The form guide could not have made for more contrasting reading as Manchester United welcomed AFC Bournemouth to Old Trafford for a league game with ramifications at both ends of the table.
United - brimming with confidence and momentum - unbeaten in sixteen and on an undoubted upward trajectory. Eddie Howe's men on a torrid run of one win in nine, struggling for any kind of form and starting down the barrel of a return to the Championship. Bournemouth had actually beaten United in the return fixture, but those were very different days and, this time, surely there was only one winner.
But, as we all know, form means very little in football. Just ask Burnley, who rocked up at Old Trafford in January and left United a deep shade of claret after their first win on our turf in 57 years - leaving a club on its knees and a manager clinging to his dream job for dear life. Back then, you'd have got long odds on that not only being the last time we tasted defeat but also on us making any kind of inroads towards not just the much coveted fourth spot, but 3rd too.
Things had been ticking along almost too well since United's post-lockdown resumption. A creditable point at Spurs was followed by convincing wins over Sheffield United and Brighton and a not-quite-so comfortable cup win at Norwich with United taken to extra-time.
Things are never too easy, so when Junior Stanislas gave Bournemouth - struggling, relegation-threatened and out of form Bournemouth - a shock lead at Old Trafford, this was a test of United's mettle.
Here we had a familiar feeling of deja vu, a lowly, plucky underdog fighting for their lives turning up at Old Trafford and failing to read the script. Ahead and with new found belief, Bournemouth had something to defend. The plan: setting up in a familiar low block and battening down the hatches in anticipation of a Red siege. For a club that have proved very definition of defying the odds - with the scalp of United already under their belts - it was exactly what they would have wanted. A year ago, even six months ago perhaps, a 0-1 deficit to rank, relegation battling outsiders - even with 75 minutes left - would have spelt catastrophe for a United side.
All too often, United have looked clueless when it comes to breaking down teams with eleven men behind the ball, sides camped in their own 18 yard box. Heads drop, minds become shrouded and antipathy grows as United feebly try to break the lines by painstakingly passing up blind alleys, taking pot shots from distance and playing at a snail's pace, passing two yards sideways and backwards with soporific and statuesque movement. Repeat ad nauseum. It has been our Achilles heel.
Yet not this time, not for this reborn, revitalised, Manchester United 2.0. It never even entered my head that we'd fail in this recovery mission. Instead of falling into a slumber, the beast was merely reawakened as United rose to the challenge rather than wilting in its face. Where before there may have been anxiety, panic and dread, there was only a renewed sense of confidence and belief. Two words flashed through my head as Stanislas slotted beyond David de Gea. Bury them. Isn't it great that we're going into matches feeling like this, even when things do not go to plan and the applecart is threatened with an upset.

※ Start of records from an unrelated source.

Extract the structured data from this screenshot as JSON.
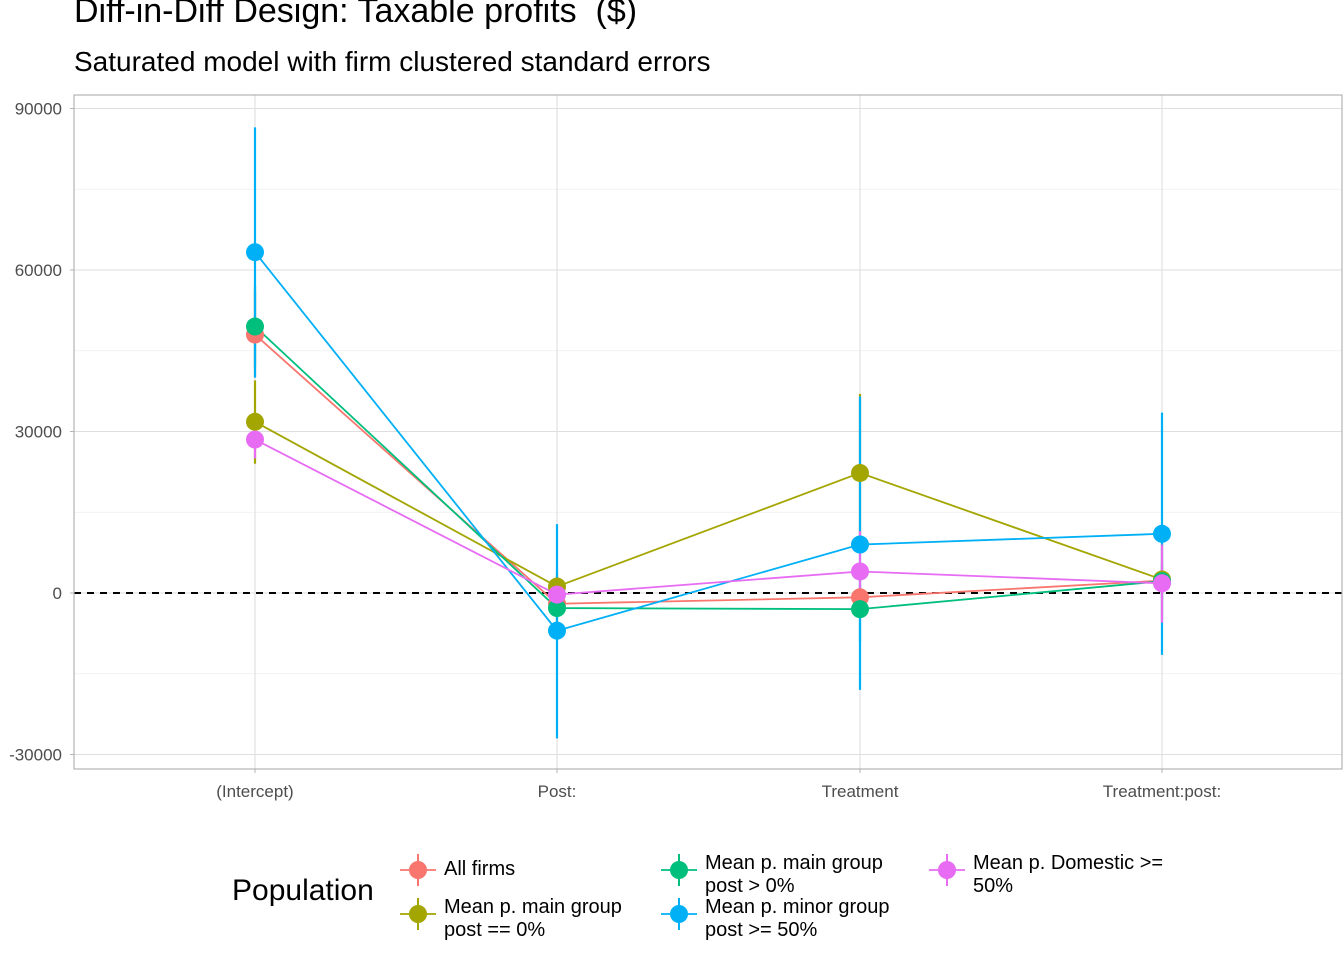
{
  "chart_data": {
    "type": "line",
    "title": "Diff-in-Diff Design: Taxable profits  ($)",
    "subtitle": "Saturated model with firm clustered standard errors",
    "categories": [
      "(Intercept)",
      "Post:",
      "Treatment",
      "Treatment:post:"
    ],
    "ylim": [
      -35000,
      92000
    ],
    "yticks": [
      -30000,
      0,
      30000,
      60000,
      90000
    ],
    "reference_line": 0,
    "grid": true,
    "legend": {
      "title": "Population",
      "position": "bottom"
    },
    "series": [
      {
        "name": "All firms",
        "color": "#F8766D",
        "values": [
          48000,
          -2000,
          -800,
          2300
        ],
        "lower": [
          40000,
          -4000,
          -3000,
          300
        ],
        "upper": [
          56000,
          0,
          1500,
          4300
        ]
      },
      {
        "name": "Mean p. main group post == 0%",
        "color": "#A3A500",
        "values": [
          31800,
          1200,
          22300,
          2500
        ],
        "lower": [
          24000,
          -1500,
          8000,
          -5000
        ],
        "upper": [
          39500,
          4000,
          37000,
          10000
        ]
      },
      {
        "name": "Mean p. main group post > 0%",
        "color": "#00BF7D",
        "values": [
          49500,
          -2800,
          -3000,
          2200
        ],
        "lower": [
          42000,
          -5500,
          -9000,
          -1000
        ],
        "upper": [
          57000,
          0,
          3000,
          5500
        ]
      },
      {
        "name": "Mean p. minor group post >= 50%",
        "color": "#00B0F6",
        "values": [
          63300,
          -7000,
          9000,
          11000
        ],
        "lower": [
          40000,
          -27000,
          -18000,
          -11500
        ],
        "upper": [
          86500,
          12800,
          36500,
          33500
        ]
      },
      {
        "name": "Mean p. Domestic >= 50%",
        "color": "#E76BF3",
        "values": [
          28500,
          -300,
          4000,
          1800
        ],
        "lower": [
          25000,
          -2000,
          -3500,
          -5500
        ],
        "upper": [
          32000,
          1500,
          11500,
          9000
        ]
      }
    ]
  }
}
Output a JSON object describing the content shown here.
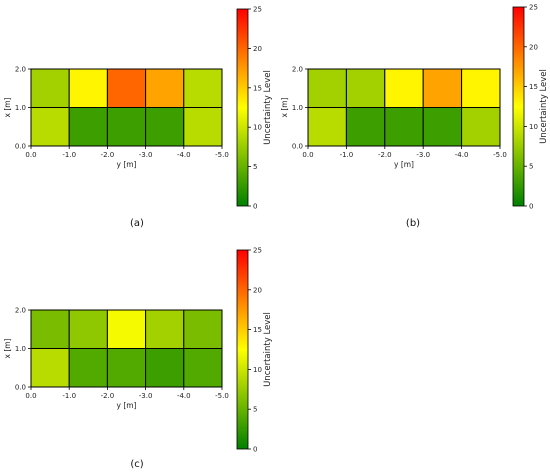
{
  "chart_data": [
    {
      "type": "heatmap",
      "panel_label": "(a)",
      "xlabel": "y [m]",
      "ylabel": "x [m]",
      "x_ticks": [
        "0.0",
        "-1.0",
        "-2.0",
        "-3.0",
        "-4.0",
        "-5.0"
      ],
      "y_ticks": [
        "0.0",
        "1.0",
        "2.0"
      ],
      "rows": [
        {
          "x_range": [
            1.0,
            2.0
          ],
          "values": [
            8,
            13,
            20,
            17,
            9
          ]
        },
        {
          "x_range": [
            0.0,
            1.0
          ],
          "values": [
            9,
            3,
            3,
            3,
            9
          ]
        }
      ],
      "colorbar": {
        "label": "Uncertainty Level",
        "range": [
          0,
          25
        ],
        "ticks": [
          "0",
          "5",
          "10",
          "15",
          "20",
          "25"
        ],
        "colormap": [
          "#008000",
          "#ffff00",
          "#ff0000"
        ]
      }
    },
    {
      "type": "heatmap",
      "panel_label": "(b)",
      "xlabel": "y [m]",
      "ylabel": "x [m]",
      "x_ticks": [
        "0.0",
        "-1.0",
        "-2.0",
        "-3.0",
        "-4.0",
        "-5.0"
      ],
      "y_ticks": [
        "0.0",
        "1.0",
        "2.0"
      ],
      "rows": [
        {
          "x_range": [
            1.0,
            2.0
          ],
          "values": [
            8,
            8,
            13,
            17,
            13
          ]
        },
        {
          "x_range": [
            0.0,
            1.0
          ],
          "values": [
            9,
            3,
            3,
            3,
            8
          ]
        }
      ],
      "colorbar": {
        "label": "Uncertainty Level",
        "range": [
          0,
          25
        ],
        "ticks": [
          "0",
          "5",
          "10",
          "15",
          "20",
          "25"
        ],
        "colormap": [
          "#008000",
          "#ffff00",
          "#ff0000"
        ]
      }
    },
    {
      "type": "heatmap",
      "panel_label": "(c)",
      "xlabel": "y [m]",
      "ylabel": "x [m]",
      "x_ticks": [
        "0.0",
        "-1.0",
        "-2.0",
        "-3.0",
        "-4.0",
        "-5.0"
      ],
      "y_ticks": [
        "0.0",
        "1.0",
        "2.0"
      ],
      "rows": [
        {
          "x_range": [
            1.0,
            2.0
          ],
          "values": [
            6,
            7,
            12,
            8,
            6
          ]
        },
        {
          "x_range": [
            0.0,
            1.0
          ],
          "values": [
            9,
            4,
            4,
            3,
            4
          ]
        }
      ],
      "colorbar": {
        "label": "Uncertainty Level",
        "range": [
          0,
          25
        ],
        "ticks": [
          "0",
          "5",
          "10",
          "15",
          "20",
          "25"
        ],
        "colormap": [
          "#008000",
          "#ffff00",
          "#ff0000"
        ]
      }
    }
  ]
}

Watching the game with my United supporting mate, I half jokingly said we'd be 2-1 ahead by half-time. I was wrong. We were 3-1 up by then. It took only 14 minutes to reach parity, then another six minutes to turn water into wine. Mason Greenwood and Marcus Rashford restored normal service before Anthony Martial's stunner turned the tables further and seemingly did, indeed, bury them.
Josh King had other ideas and again asked the question of this United team. Would we cave in, would we go under and would heads drop? The former Reds man made it 3-2 with a penalty to push the Cherries back to within touching distance. The kill-them-off mantra reapplied. Given our reaction to Bournemouth's opening goal, it shouldn't have surprised anyone that United set about their task immediately. Arnaut Danjama could have further tested resolve had he not been offside, but the close call was swotted away and failed to shrink United's violets, motivate them to close ranks, shut down the game and allow the increasingly confident Cherries a route back in. That's what the moribund sides of Messrs Mourinho and van Gaal may have done.
Rather, it drove the Reds to step up again. There was only another six minutes before Greenwood's second strike, this time with his 'weaker' right foot, restoring the two-goal advantage. Like Perrie Edwards and Keira Knightley, that beauty was soon followed by another, Bruno's free-kick bringing up United's five goal haul for the first time in the league since Solskjaer's managerial debut.
There was still no let up as the Red Arrows continued to soar forward, painting pretty patterns, constantly changing formations and cutting a swathe through Bournemouth's increasingly soft and increasingly shapeless centre.
We could have ended up winning 6 or 7-2 such was our eventual superiority, but the point is United are no longer hermit crabs, no longer the cannon fodder that we were under Mourinho and van Gaal. This side don't go into their shells after taking a lead. There's no fear, no nervousness in the manner the Dutchman and the Portuguese's conditioning evoked. Now, United are red hot, rampaging and like the bull in the proverbial china shop.